His best known role was as Dunstan Kirke in Hazel Kirke, a huge success of its time, which debuted in New York in February 1880 and ran for 486 consecutive performances, and also traveled broadly. Couldock may have acted the role over 1,500 times.

American National Biography (1999) describes Couldock as being of "the old-school sentimental style of acting which required great emotive power and a command of the sweeping gesture" and at his best "in maudlin domestic pieces" where "he gave convincing life to a gallery of uniquely American stage characters." ANB also notes that while "recognized as an important theatrical figure both in his own time and in ours, Couldock has not received sustained scholarly attention from historians ...."
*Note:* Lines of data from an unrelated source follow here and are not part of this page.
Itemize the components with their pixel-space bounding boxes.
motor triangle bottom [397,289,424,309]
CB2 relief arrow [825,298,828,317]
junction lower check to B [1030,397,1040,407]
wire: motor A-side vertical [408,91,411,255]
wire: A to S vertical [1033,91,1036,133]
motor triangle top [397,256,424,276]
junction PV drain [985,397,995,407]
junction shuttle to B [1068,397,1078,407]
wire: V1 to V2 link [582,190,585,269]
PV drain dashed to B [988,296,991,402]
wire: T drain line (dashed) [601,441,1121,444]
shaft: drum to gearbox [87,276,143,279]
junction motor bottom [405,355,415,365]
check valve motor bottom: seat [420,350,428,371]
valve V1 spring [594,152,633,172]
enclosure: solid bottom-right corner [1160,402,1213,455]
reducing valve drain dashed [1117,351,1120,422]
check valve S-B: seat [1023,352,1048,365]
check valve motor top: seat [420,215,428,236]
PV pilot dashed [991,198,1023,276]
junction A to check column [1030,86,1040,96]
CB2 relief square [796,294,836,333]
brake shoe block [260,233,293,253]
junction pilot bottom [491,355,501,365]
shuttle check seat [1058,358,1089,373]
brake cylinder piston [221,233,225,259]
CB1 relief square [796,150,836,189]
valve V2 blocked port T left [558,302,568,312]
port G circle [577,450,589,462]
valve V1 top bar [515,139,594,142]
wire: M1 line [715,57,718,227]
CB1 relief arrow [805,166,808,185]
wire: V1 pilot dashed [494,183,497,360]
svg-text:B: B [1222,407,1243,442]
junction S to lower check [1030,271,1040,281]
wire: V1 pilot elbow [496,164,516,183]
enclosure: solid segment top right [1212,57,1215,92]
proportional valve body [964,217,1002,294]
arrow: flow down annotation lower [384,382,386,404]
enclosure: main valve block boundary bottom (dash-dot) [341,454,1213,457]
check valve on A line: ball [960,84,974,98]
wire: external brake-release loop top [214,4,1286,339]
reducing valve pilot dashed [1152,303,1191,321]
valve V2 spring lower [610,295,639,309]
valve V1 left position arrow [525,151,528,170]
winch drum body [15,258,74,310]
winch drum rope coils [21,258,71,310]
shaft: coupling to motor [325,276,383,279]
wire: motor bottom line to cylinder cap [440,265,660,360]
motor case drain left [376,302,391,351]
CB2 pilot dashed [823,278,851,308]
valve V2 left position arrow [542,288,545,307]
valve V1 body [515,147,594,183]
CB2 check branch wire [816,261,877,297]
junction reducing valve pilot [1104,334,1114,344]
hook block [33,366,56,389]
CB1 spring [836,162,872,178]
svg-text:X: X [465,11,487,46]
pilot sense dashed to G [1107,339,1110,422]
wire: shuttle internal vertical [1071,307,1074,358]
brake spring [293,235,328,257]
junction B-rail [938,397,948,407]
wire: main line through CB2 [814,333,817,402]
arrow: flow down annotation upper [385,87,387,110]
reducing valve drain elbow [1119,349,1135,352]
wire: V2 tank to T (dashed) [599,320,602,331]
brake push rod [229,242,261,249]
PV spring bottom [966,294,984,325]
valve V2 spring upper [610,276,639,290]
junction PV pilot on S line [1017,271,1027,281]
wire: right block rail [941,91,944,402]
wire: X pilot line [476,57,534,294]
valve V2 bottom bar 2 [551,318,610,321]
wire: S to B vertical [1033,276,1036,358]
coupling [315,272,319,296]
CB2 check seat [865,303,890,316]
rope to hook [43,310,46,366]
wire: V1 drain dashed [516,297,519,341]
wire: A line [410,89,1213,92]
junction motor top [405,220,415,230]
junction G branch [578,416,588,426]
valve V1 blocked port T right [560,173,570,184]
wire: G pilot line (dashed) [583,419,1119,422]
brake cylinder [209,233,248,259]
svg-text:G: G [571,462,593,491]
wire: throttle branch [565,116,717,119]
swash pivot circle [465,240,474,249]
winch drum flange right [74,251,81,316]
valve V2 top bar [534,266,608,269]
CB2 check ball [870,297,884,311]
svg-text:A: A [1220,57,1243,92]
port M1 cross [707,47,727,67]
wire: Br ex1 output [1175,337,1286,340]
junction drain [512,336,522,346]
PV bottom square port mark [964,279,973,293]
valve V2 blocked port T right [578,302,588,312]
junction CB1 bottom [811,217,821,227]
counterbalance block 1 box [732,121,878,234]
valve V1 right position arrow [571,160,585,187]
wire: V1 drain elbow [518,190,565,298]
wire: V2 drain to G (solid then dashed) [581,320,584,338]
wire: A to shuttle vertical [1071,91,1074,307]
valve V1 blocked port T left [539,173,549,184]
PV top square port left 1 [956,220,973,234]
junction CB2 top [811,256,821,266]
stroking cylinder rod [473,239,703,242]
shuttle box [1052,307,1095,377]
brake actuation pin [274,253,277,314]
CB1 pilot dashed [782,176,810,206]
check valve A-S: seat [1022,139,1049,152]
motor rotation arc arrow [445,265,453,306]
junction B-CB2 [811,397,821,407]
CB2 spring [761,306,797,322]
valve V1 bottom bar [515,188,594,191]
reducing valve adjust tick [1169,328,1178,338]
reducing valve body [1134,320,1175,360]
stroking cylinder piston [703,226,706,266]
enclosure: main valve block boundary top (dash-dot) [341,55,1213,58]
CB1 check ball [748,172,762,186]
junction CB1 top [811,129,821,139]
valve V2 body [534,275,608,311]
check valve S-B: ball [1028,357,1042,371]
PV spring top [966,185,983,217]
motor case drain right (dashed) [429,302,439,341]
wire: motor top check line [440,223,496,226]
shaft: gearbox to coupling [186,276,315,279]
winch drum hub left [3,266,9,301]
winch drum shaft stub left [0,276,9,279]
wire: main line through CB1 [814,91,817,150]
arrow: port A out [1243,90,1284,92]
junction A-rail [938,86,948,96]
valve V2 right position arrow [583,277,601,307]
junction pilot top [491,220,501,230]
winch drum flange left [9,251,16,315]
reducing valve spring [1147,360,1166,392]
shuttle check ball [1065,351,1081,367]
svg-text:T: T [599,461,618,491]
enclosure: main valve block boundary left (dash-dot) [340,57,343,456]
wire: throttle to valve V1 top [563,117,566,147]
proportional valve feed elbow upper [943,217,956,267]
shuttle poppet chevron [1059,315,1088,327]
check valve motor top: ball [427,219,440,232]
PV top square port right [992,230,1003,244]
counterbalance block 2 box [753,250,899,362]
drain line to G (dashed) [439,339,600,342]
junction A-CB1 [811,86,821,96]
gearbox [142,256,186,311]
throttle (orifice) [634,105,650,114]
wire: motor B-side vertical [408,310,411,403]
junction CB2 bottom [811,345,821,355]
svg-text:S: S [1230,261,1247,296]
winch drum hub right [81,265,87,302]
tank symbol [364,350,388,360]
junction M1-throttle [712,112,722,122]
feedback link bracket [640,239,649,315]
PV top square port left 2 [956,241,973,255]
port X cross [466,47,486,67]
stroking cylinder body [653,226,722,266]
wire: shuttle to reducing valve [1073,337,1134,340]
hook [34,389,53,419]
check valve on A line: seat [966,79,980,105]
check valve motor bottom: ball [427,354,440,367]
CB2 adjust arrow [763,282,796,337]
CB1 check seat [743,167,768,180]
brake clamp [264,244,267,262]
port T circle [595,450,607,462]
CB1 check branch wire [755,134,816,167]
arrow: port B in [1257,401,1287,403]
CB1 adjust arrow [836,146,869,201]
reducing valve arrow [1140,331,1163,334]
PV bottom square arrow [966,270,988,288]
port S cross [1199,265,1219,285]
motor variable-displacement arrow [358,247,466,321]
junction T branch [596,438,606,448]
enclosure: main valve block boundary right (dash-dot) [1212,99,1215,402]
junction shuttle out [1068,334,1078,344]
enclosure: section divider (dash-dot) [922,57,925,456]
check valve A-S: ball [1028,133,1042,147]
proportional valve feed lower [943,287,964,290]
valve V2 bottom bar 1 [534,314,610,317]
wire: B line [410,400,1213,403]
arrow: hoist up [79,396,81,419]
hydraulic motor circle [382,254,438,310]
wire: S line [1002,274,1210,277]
Harper's Weekly noted Couldock's broad popularity in 1895: "If there is any adult American who does not know Charles Couldock, it must be a resident of some very remote place, or a person reared with more than ordinary success in the belief that play-going is a sinful pastime."

Couldock acted well into the 1890s, and died at his home in New York City in November 1898. He was buried in the Actors Fund plot at the Cemetery of the Evergreens.

==Personal==
Couldock married Louisa Smith while still in England, and they remained married until her death in 1877. Their daughter Eliza was an actress who died in Salt Lake City at age 27.